En marge du 36ème sommet de l’Union Africaine tenu à Addis-Abeba (Ethiopie), la Conférence de la CEDEAO s’est concertée pour évaluer la situation politique de ces trois pays (Guinée, Mali, Burkina Faso) en transition. Au terme de cette réunion, les Chefs d’Etat et de Gouvernement ont décidé de maintenir les sanctions initialement imposées à l’encontre de ces régimes militaires survenus dans ces pays depuis 2020. Cette décision suscite beaucoup d’intégration au sein de l’opinion et des observateurs de la vie politique de ses pays et au regard des mécanismes coercitifs régionaux.

Il faut souligner que la condition de levée des sanctions par la CEDEAO est une décision discrétionnaire, compte tenu toutefois de l’évolution de la situation considérée. Ainsi, sur la base des rapports de ses médiateurs et experts et des informations fournies par les ambassadeurs des Etats membres de l’institution communautaire dans ses pays, la CEDEAO peut décider de l’opportunité d’abroger ou de maintenir les sanctions prises contre un Etat, un régime ou contre des personnes traitant avec ces derniers. Au regard de tous ses éléments, il est pertinent de voir dans quelle mesure la CEDEAO décide-t-elle de suspendre, de maintenir ou de lever ses restrictions ?

L’opportunité de suspendre, de maintenir ou d’abroger les sanctions s’apprécie au regard de l’évolution positive ou négative de la situation.

I – Une appréciation positive de la situation

Les instruments de la CEDEAO ne sont pas claire sur les modalités de lever des sanctions imposées contre un Etat ou un régime. Dans la pratique toutefois, l’adoption et l’abrogation des sanctions sont progressives. C’est l’une des caractéristiques d’ailleurs des sanctions intelligentes – les restrictions aux déplacements, le gel des biens et des avoirs financiers, les sanctions économiques et financières partielles. Ces sanctions se singularisent par leur capacité de modulation et d’adaptation en tenant en considération l’évolution dans un sens ou dans un autre : positive ou négative de la situation. Les deux cas n’engendrent pas les mêmes conséquences.

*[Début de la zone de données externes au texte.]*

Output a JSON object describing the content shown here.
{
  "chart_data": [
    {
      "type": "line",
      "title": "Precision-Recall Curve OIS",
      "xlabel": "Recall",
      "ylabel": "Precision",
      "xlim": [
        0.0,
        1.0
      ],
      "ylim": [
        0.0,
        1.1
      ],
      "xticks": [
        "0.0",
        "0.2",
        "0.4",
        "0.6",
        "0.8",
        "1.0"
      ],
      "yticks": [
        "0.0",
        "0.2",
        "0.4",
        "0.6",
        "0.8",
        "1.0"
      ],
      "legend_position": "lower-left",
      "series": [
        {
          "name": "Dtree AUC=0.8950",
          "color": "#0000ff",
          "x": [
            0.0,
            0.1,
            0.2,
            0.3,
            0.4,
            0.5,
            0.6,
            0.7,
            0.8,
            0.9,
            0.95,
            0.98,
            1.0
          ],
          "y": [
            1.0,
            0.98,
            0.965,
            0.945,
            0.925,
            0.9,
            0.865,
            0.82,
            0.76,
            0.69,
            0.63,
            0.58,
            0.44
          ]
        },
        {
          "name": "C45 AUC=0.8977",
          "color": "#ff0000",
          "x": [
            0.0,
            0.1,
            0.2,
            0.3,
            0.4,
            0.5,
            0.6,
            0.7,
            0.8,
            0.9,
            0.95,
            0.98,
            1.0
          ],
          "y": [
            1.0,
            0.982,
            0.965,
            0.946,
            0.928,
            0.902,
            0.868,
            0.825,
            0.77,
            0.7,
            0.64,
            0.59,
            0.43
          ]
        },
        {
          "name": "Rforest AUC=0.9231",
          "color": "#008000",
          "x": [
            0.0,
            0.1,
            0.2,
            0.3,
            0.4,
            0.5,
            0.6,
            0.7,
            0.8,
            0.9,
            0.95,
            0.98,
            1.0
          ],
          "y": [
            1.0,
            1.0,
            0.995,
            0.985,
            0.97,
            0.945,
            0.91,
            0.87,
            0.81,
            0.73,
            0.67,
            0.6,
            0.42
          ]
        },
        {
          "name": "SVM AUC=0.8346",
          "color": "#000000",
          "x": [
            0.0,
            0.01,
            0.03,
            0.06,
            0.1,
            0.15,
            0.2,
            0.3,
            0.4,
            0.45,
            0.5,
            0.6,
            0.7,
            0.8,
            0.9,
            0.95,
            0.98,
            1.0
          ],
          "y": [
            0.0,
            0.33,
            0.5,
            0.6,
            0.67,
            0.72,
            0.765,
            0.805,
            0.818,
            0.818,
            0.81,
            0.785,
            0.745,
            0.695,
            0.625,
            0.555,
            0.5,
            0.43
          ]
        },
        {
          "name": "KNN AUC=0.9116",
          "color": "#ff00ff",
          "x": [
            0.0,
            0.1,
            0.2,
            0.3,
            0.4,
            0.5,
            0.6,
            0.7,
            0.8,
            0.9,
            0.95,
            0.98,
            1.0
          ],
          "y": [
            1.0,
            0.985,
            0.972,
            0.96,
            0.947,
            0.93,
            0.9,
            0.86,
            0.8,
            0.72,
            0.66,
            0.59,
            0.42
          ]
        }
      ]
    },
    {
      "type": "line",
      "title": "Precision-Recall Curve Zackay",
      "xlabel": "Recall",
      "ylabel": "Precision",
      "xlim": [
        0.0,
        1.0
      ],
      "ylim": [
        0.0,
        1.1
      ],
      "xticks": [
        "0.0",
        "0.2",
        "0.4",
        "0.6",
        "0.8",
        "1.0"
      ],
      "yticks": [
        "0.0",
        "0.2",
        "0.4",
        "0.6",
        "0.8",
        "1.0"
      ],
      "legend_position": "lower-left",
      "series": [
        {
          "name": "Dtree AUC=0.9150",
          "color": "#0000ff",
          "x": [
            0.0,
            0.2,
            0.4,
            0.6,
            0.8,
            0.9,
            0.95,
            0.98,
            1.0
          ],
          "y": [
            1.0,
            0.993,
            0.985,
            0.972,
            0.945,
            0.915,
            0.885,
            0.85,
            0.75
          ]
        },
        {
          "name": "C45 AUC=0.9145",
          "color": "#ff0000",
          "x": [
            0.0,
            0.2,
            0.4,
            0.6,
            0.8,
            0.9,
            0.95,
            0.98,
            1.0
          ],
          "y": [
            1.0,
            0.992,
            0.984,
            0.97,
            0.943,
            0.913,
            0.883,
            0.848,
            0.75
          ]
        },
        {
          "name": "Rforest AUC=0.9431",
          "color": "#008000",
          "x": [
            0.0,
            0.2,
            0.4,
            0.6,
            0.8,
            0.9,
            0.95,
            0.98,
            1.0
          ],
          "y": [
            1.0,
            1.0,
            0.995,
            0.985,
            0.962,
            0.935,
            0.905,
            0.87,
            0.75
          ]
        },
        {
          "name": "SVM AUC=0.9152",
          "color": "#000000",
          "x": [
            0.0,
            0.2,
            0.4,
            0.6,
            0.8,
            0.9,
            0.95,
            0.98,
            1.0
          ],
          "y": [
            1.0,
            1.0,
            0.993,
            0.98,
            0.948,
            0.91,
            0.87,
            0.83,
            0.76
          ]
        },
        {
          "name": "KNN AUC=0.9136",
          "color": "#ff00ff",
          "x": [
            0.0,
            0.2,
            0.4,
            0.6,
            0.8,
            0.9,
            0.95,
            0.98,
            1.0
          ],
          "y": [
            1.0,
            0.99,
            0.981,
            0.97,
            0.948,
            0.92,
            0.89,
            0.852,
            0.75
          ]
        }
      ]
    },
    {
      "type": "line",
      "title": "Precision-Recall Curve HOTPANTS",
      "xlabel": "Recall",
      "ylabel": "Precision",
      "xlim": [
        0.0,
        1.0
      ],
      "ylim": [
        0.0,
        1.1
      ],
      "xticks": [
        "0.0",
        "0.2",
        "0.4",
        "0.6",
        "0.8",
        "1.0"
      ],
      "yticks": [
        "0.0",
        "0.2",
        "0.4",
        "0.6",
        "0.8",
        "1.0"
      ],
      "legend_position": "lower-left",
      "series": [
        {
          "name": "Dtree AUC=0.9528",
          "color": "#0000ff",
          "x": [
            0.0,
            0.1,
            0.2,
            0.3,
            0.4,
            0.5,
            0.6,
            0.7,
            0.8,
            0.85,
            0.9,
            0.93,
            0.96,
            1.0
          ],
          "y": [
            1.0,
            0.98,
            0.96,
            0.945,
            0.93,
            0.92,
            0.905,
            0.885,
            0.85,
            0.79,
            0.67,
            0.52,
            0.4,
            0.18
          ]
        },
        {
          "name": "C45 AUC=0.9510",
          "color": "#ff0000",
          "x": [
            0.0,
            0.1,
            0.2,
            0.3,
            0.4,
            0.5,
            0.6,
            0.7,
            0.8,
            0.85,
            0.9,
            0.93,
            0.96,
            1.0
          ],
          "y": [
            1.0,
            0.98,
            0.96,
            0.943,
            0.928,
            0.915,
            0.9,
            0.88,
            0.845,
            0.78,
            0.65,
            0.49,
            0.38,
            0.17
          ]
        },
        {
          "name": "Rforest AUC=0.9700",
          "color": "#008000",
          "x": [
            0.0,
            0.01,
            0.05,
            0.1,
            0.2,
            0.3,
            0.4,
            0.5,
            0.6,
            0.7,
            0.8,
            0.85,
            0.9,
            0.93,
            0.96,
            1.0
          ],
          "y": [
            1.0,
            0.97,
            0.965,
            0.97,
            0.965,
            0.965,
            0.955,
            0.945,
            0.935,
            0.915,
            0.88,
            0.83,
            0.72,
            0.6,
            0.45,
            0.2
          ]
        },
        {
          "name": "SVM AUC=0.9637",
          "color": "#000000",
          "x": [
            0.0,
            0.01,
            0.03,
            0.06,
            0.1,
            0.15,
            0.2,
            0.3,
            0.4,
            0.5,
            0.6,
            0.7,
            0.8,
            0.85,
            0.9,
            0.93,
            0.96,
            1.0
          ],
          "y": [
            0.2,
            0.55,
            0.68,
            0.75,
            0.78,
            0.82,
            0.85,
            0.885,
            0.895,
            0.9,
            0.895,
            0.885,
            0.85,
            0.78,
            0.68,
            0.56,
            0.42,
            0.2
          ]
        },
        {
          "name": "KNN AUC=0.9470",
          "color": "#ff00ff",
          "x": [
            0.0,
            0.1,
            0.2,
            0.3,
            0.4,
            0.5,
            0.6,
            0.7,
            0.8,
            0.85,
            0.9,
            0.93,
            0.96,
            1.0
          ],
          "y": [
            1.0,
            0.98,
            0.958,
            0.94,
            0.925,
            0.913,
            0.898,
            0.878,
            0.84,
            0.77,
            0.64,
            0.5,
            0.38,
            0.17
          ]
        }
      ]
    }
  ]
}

Ainsi, quand la CEDEAO estime que les parties prenantes ont fait des progrès encourageants pour la résolution de la crise, elle peut prendre des décisions tendant à reconnaître ces progrès. Dans ce contexte l’action de l’organisation s’apparente à un accompagnent plutôt que la mise en œuvre de mesures de contraintes. C’est le cas notamment des mesures d’allègement des sanctions consistant soit à lever les mesures contraignantes pour ne maintenir que les sanctions symboliques, soit de suspendre les mesures pour inciter les acteurs à aller au dialogue, à respecter les engagements souscrits dans les accords politiques de sortie de crise. Il peut s’agir également pour l’instance régionale de s’abstenir d’appliquer systématiquement les sanctions les plus rigoureuses pour permettre de rapprocher les positions et de rétablir la confiance entre les parties.

C’est un régime suspensif. Cela ne veut pas dire cependant que la CEDEAO ne contrôle pas ou plus la situation. Il ne se confond pas au régime d’abrogation définitive des sanctions. L’organisation peut réagir à tout moment pour décider de rétablir les sanctions suspendues ou envisager de les renforcer. C’est à la fois une technique incitative et un moyen de pressions sur les destinataires des sanctions. C’est l’attitude de la cible et de l’évolution de la situation qui motiveront la Conférence sur la suite à donner aux sanctions.

A l’opposé d’une situation encourageante, l’appréciation peut s’avérer négative, voire plus préoccupante que la situation initiale.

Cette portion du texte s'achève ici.